Une clope au bec, je suis à la terrasse d’un café chic. J’ai un double café de préparé, mais je n’ai pas le coeur à le déguster. Avant, je prenais mon temps, avant, j’étais juste comme le vent. Un célibataire endurci, sans problèmes n’y temps. Maintenant, j’ai deux gosses. Deux bouches à nourrir, qui refusent ma présence et me le disent clairement. Putain, on peux dire que je l’ai cherché. Récupérer des enfants brisés, ça a un prix. L’une a des troubles autistiques et me trouve stupide, l’autre est ingérable et refuse mon autorité. En quelques mois, j’ai pris dix ans. Qui a dit que c’était le pied d’avoir des gosses, que j’aille lui rendre visite. Que j’aille lui donner les miens.
Assis sur ma chaise, je touille dans la tasse, dégoûté par ma propre impuissance. Je touille dans ma tasse sans me rendre compte qu’elle est maintenant froide. Je reprend une taffe, il fait beau aujourd’hui. J’inspire, goûtant le répit tant mérité. Entre le boulot et les filles, il m’est maintenant dur de prendre une pause. Osnate, je ne la voit qu’une fois par semaine, le mercredi après midi, ça va encore. L’autre là, Ingrid, je me la tape tous les soirs en rentrant du travail. Une vraie plaie, j’en viens presque à redouter l’heure ou il me faudra quitter les locaux.
Il y a une semaine, j’ai trouvé un putois mort dans mon lit. Elle l’avait égorgé, et avait maculé le matelas de sang. Je n’ai rien vu venir, je peux vous dire que j’ai eu la peur de ma vie. Il y a quatre jours, je lui ai enseigné le base ball, j’étais heureux, je ne l’avais vu si motivée. Grave erreur, en rentrant, elle a pris la maison pour un terrain d'entraînement. Plus de fenêtres, plus de télévision ou d’ordinateur. Adieu les vases Ming, madame avait décidée qu’elle n’en ferais pas l’usage dans son nouvel environnement. Avant que je puisse gueuler, elle s’était enfuie. Envolée la gosse, elle avait fugué.

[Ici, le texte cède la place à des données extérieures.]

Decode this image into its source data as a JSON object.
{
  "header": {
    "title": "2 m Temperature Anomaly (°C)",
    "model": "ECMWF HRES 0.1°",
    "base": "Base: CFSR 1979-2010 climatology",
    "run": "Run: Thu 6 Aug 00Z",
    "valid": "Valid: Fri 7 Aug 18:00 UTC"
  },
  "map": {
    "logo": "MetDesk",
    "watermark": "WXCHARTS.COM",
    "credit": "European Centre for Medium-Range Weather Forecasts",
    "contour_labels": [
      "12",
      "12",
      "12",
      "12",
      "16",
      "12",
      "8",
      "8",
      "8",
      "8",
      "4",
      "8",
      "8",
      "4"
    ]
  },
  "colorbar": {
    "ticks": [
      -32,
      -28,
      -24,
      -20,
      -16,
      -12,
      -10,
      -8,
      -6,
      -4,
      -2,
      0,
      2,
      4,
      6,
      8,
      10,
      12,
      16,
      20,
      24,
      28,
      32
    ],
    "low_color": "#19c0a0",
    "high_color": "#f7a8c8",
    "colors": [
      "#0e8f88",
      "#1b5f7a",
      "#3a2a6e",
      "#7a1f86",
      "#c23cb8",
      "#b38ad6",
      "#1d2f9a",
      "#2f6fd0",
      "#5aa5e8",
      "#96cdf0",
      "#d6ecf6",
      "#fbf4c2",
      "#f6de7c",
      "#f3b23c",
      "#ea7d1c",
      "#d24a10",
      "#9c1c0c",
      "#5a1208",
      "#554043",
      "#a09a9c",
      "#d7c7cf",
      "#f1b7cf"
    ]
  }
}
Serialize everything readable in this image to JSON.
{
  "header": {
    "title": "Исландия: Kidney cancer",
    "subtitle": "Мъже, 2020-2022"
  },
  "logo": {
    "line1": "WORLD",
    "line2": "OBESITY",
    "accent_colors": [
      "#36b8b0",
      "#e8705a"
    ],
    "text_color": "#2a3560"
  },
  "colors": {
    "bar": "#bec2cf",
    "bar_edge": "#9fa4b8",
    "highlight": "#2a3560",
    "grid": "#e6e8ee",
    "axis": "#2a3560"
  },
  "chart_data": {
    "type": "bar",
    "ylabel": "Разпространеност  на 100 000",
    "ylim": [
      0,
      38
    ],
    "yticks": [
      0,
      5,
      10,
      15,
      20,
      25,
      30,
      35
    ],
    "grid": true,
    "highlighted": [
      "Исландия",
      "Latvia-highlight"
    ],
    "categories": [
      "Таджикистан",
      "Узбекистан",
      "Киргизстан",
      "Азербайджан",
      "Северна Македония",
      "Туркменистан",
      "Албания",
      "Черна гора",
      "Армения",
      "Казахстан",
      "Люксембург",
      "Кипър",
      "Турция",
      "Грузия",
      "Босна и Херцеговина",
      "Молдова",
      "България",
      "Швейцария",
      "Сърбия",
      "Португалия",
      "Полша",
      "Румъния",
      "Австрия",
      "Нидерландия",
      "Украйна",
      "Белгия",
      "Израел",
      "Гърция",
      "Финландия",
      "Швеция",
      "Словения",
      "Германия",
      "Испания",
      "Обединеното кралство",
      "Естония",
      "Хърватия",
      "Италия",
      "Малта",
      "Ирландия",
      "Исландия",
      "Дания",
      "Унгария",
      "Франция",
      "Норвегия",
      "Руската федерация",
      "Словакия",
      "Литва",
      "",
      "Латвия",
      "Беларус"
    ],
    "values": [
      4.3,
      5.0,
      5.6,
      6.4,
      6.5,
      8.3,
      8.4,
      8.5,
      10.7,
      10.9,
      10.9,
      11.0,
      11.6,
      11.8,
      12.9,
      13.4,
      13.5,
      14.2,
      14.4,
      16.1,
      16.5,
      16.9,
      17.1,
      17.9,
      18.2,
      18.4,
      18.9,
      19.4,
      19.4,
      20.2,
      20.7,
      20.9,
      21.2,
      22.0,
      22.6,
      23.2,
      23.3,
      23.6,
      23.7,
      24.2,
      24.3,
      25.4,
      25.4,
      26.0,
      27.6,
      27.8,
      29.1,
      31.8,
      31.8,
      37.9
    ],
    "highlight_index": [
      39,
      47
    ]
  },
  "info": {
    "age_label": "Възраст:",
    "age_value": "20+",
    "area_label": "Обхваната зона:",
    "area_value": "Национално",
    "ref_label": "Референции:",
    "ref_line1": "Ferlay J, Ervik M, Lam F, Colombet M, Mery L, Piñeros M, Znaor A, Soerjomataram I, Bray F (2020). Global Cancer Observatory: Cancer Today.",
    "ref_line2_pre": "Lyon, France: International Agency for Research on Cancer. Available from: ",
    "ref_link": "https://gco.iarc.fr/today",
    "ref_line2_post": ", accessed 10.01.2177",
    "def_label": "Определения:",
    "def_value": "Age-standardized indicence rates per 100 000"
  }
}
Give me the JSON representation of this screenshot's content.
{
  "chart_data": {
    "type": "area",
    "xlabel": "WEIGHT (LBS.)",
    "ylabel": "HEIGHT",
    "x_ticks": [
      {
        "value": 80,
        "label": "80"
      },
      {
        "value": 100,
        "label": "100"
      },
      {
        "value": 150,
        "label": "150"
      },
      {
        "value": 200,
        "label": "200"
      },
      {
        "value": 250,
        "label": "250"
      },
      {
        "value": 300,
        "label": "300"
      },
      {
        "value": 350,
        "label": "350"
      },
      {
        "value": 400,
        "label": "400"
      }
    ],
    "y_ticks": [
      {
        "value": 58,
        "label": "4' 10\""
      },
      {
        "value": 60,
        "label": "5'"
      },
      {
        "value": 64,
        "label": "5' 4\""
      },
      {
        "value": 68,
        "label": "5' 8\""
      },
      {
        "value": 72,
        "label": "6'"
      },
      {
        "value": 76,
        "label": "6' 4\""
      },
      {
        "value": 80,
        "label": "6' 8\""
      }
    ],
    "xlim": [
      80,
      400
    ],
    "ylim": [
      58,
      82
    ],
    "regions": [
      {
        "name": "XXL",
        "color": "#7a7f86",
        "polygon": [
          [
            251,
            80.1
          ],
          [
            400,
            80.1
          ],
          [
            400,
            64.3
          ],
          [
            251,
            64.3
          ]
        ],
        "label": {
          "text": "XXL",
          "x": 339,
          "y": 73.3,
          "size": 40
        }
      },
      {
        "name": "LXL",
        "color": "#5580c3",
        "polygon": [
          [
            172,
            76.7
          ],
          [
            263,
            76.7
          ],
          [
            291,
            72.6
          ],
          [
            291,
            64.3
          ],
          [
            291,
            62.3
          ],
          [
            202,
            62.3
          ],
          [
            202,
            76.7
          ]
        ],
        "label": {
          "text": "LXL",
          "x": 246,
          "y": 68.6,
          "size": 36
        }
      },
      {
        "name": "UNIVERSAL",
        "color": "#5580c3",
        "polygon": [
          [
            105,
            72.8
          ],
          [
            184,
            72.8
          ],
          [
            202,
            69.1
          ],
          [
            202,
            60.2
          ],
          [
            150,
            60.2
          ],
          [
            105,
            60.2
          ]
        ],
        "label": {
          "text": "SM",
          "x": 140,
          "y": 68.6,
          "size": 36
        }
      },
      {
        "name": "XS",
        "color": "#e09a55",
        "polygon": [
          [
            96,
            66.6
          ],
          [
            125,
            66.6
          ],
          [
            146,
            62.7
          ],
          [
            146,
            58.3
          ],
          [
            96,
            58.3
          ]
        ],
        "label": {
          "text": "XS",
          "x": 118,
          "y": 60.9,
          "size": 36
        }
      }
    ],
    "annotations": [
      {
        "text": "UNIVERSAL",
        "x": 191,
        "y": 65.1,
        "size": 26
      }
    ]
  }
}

Ils l’ont retrouvés que le lendemain soir, elle était dans un sale état. Entourée par les policiers, son regard brûlait de haine. Putain, mais pourquoi je l’ai adoptée celle là ? Alors je l’ai récupérée. Habits déchirés, crasseuse à souhait, sa peluche à moitié éventrée. Pas besoin de la gifler. Dans son cas, la violence engendrait la violence. Je l’ai juste punie. Pas de jeux videos pendant un mois, pas de télé, ou même de Scourgebis. Nada. J’ai pris une autre taffe, il fallait que je trouve un moyen de la calmer. Pour l’instant, elle était à l’école, certainement en train de traumatiser sa maîtresse. C’était toujours ça de pris. Une autre que moi était en train de vivre l’enfer.